Anupam Kher pulls off a crackling performance as the ageing man whose mental balance is getting out of his control - especially in the scene when his daughter comes to his room and apologises to him (which he seems to be unaware of) for being cross with him, he is a class act. Urmila Matondkar gives a decent performance as the caring daughter. Rest of the cast did not have much to do.
Jahnu Barua has written and directed this venture. Overlooking Barua's accomplishments one can say he has done a commendable job. But I wish I could catch his Assamese films which, I presume, must have been much better than this effort.


  1. Am one of the junta who got misled by the interesting title, thought it would be similar to Hey Ram. Should see this movie sometime soon, just not getting the enthu to see it.


  2. Narayanan,
    Welcome. It's an interesting movie. But, I would not place it up there as a very good one.

  3. hey,

    did you listen to RDB music. It is good. have written a revu on my blog.

  4. when it comes to the debate of whether films shall teach or preach:yeah they should not preach, but just teach.

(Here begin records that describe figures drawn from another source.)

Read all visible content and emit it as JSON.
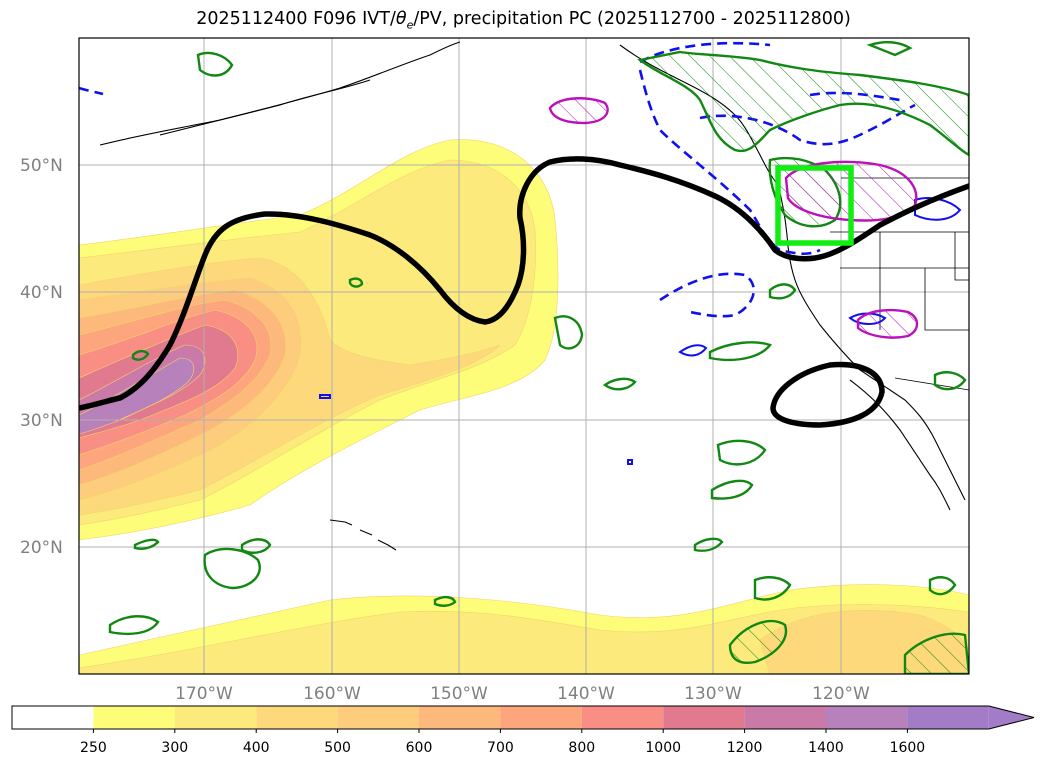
{
  "title": {
    "prefix": "2025112400 F096 IVT/",
    "theta": "θ",
    "theta_sub": "e",
    "suffix": "/PV, precipitation PC (2025112700 - 2025112800)"
  },
  "map": {
    "lat_labels": [
      "50°N",
      "40°N",
      "30°N",
      "20°N"
    ],
    "lon_labels": [
      "170°W",
      "160°W",
      "150°W",
      "140°W",
      "130°W",
      "120°W"
    ],
    "colors": {
      "pv_contour": "#000000",
      "theta_e_contour": "#1010ee",
      "precip_pc_contour": "#118811",
      "magenta_contour": "#bb11bb",
      "target_box": "#11ee11",
      "gridline": "#b0b0b0",
      "coastline": "#000000"
    }
  },
  "colorbar": {
    "levels": [
      "250",
      "300",
      "400",
      "500",
      "600",
      "700",
      "800",
      "1000",
      "1200",
      "1400",
      "1600"
    ],
    "colors": [
      "#ffffff",
      "#fdfd7a",
      "#fdea7c",
      "#fdd97c",
      "#fdcc7c",
      "#fdb87c",
      "#fda57c",
      "#f88e84",
      "#e17a8e",
      "#c97aa8",
      "#b781bc",
      "#a27cc6"
    ],
    "extend": "max"
  }
}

  5. It was really good movie I like the acting of Anupan Kher. He is excellent actor thanks a lot for this nice information about "maine gandhi ko nahimara". This type of movie tells the people how Mahatma Gandhijis thoughts affects the people.

    I am very thanks to the both the author of this movie and also the director of this movie. Thanks a lot for nice blog one again.

    Smith ALan

  6. It also revolves around Trisha (Urmila) and the diffculties she is going through to take care of her old father, and that's told in a compelling fashion.